You'd get a kick out of Birth. Once the end is revealed, it was downhill. Good for laughs. Her husband dies exactly the day a boy is born, who at 11 years old, comes to Nicole, says he is her late husband, and wants to remarry.

SecondComingOfBast said...

I'd rather be water boarded than sit through another movie like Moulin Rouge. Talk about fucking torture. I was seduced by the trailers. It looked so fucking beautiful, and then it turned out to be such shit. The only good thing about it was Kidman. She was the only thing that matched the beauty of the set, both in looks and performance. They must have paid her a bundle to make that garbage.

Were you disturbed by the ending of The Others too? Damn, that was a fucking jolt, wasn't it? It wasn't so much what they were, as how it happened. Jeez.

Anonymous said...

Sounds like something I'd want to check out. Thanks, Patrick, you are awesome.

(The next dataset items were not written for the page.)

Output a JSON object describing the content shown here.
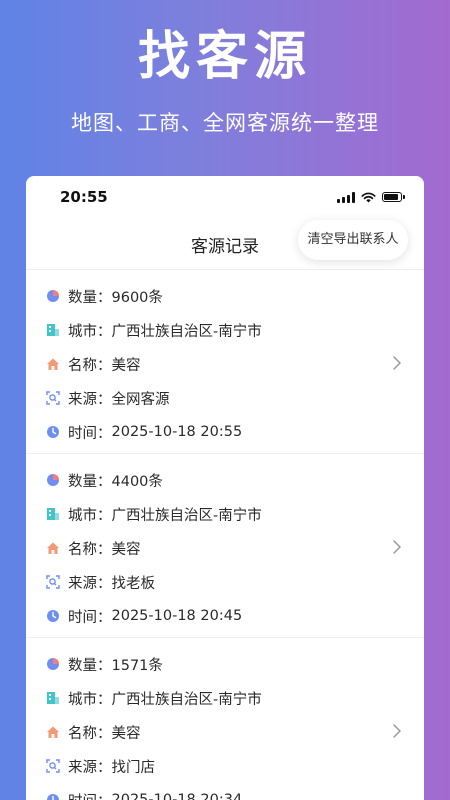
{
  "hero": {
    "title": "找客源",
    "subtitle": "地图、工商、全网客源统一整理"
  },
  "status": {
    "time": "20:55"
  },
  "nav": {
    "title": "客源记录",
    "clear_export_label": "清空导出联系人"
  },
  "labels": {
    "count": "数量：",
    "city": "城市：",
    "name": "名称：",
    "source": "来源：",
    "time": "时间："
  },
  "records": [
    {
      "count": "9600条",
      "city": "广西壮族自治区-南宁市",
      "name": "美容",
      "source": "全网客源",
      "time": "2025-10-18 20:55"
    },
    {
      "count": "4400条",
      "city": "广西壮族自治区-南宁市",
      "name": "美容",
      "source": "找老板",
      "time": "2025-10-18 20:45"
    },
    {
      "count": "1571条",
      "city": "广西壮族自治区-南宁市",
      "name": "美容",
      "source": "找门店",
      "time": "2025-10-18 20:34"
    }
  ],
  "icons": {
    "count": "pie-chart-icon",
    "city": "building-icon",
    "name": "home-icon",
    "source": "scan-icon",
    "time": "clock-icon",
    "chevron": "chevron-right-icon"
  },
  "colors": {
    "accent_blue": "#5f83e6",
    "accent_purple": "#a36ad0",
    "pie_blue": "#6f8ff0",
    "pie_red": "#f08080",
    "building_teal": "#43c4c8",
    "home_orange": "#f29a74",
    "scan_blue": "#6f8ff0",
    "clock_blue": "#6f8ff0"
  }
}
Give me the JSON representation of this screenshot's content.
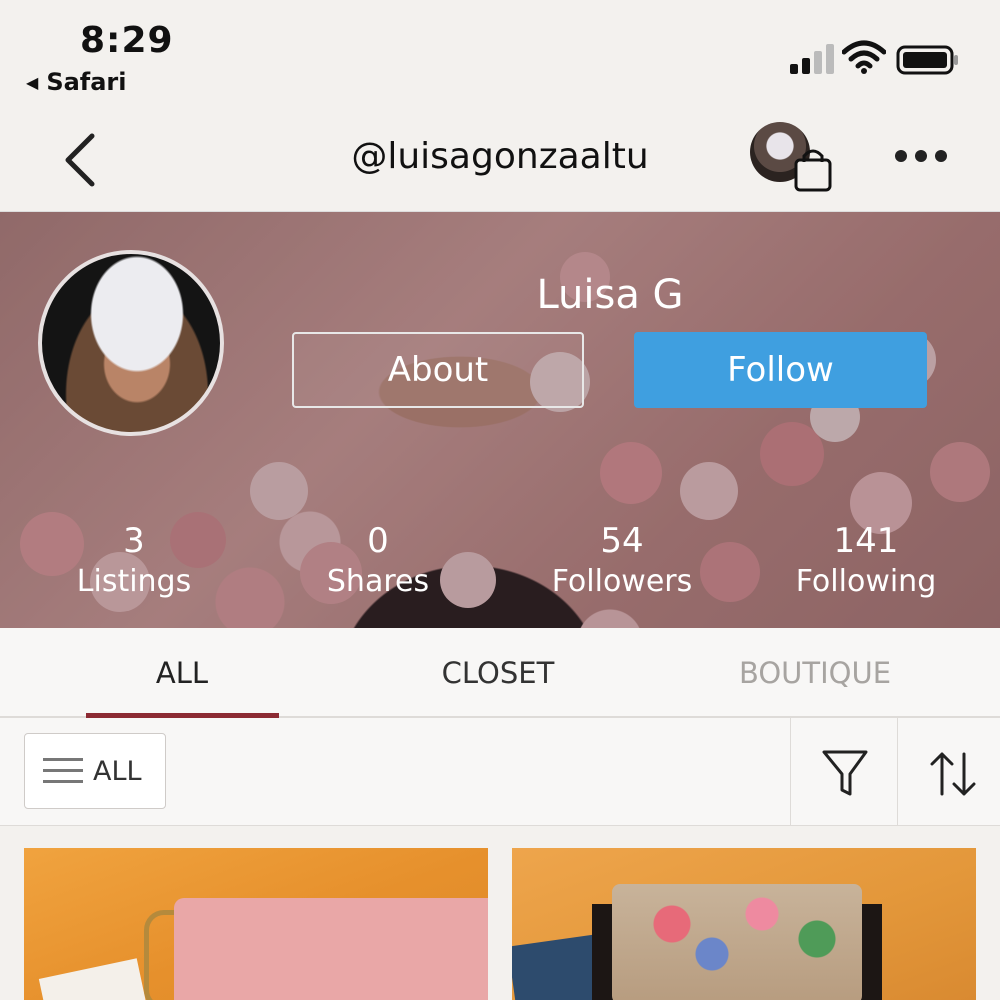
{
  "status_bar": {
    "time": "8:29",
    "back_app": "Safari",
    "back_app_icon": "left-triangle-icon",
    "icons": [
      "cellular-signal-icon",
      "wifi-icon",
      "battery-icon"
    ]
  },
  "nav": {
    "title": "@luisagonzaaltu",
    "back_icon": "chevron-left-icon",
    "bag_icon": "shopping-bag-icon",
    "more_icon": "more-horizontal-icon"
  },
  "profile": {
    "name": "Luisa G",
    "about_label": "About",
    "follow_label": "Follow",
    "follow_color": "#3f9fe0",
    "stats": [
      {
        "value": "3",
        "label": "Listings"
      },
      {
        "value": "0",
        "label": "Shares"
      },
      {
        "value": "54",
        "label": "Followers"
      },
      {
        "value": "141",
        "label": "Following"
      }
    ]
  },
  "tabs": [
    {
      "label": "ALL",
      "active": true
    },
    {
      "label": "CLOSET",
      "active": false
    },
    {
      "label": "BOUTIQUE",
      "active": false
    }
  ],
  "accent_color": "#8c2a33",
  "filter": {
    "category_label": "ALL",
    "category_icon": "hamburger-menu-icon",
    "filter_icon": "funnel-icon",
    "sort_icon": "sort-arrows-icon"
  }
}
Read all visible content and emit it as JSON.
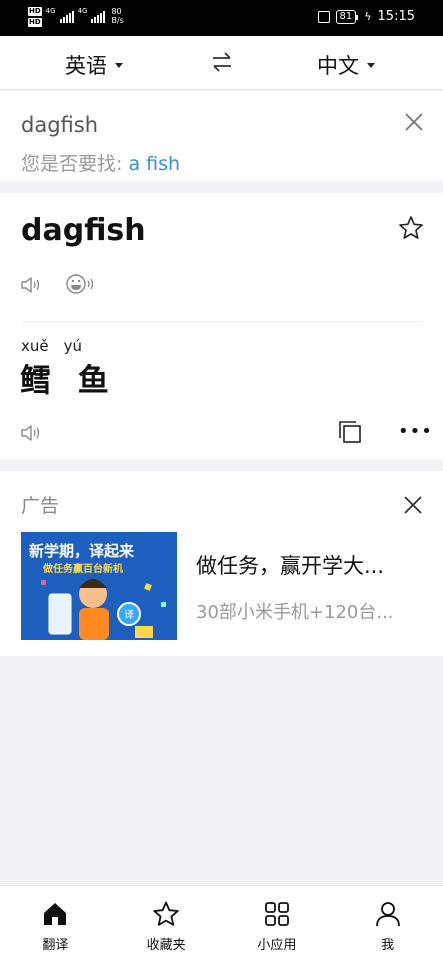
{
  "status_bar": {
    "hd1": "HD",
    "hd2": "HD",
    "net1": "4G",
    "net2": "4G",
    "speed_value": "80",
    "speed_unit": "B/s",
    "battery": "81",
    "time": "15:15"
  },
  "lang_bar": {
    "source": "英语",
    "target": "中文"
  },
  "input": {
    "query": "dagfish",
    "suggest_prefix": "您是否要找: ",
    "suggest_link": "a fish"
  },
  "result": {
    "word": "dagfish",
    "pinyin": [
      "xuě",
      "yú"
    ],
    "translation": "鳕 鱼"
  },
  "ad": {
    "label": "广告",
    "image_title": "新学期，译起来",
    "image_subtitle": "做任务赢百台新机",
    "title": "做任务，赢开学大...",
    "subtitle": "30部小米手机+120台..."
  },
  "bottom_nav": {
    "items": [
      {
        "label": "翻译",
        "icon": "home-icon"
      },
      {
        "label": "收藏夹",
        "icon": "star-icon"
      },
      {
        "label": "小应用",
        "icon": "grid-icon"
      },
      {
        "label": "我",
        "icon": "user-icon"
      }
    ]
  },
  "colors": {
    "link": "#3a8fd8",
    "ad_image_bg": "#1d5fbf"
  }
}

SecondComingOfBast said...

Danielle-I think I can promise you will get a jolt out of it, particularly the ending. It is not for the squeamish or the sensitive. You should rent it as soon as possible, and watch it before somebody comes along and spoils it for you. Don't tell anybody you are going to rent it before you do, because some people will do that.

Joubert said...

We just watched Golden Compass with Kidman. It was fun but The Others sounds like really scary fun. I'll put it on my Netflix list.

SecondComingOfBast said...

Patrick-

Be forewarned. The ending is heart wrenching as much as it is scary.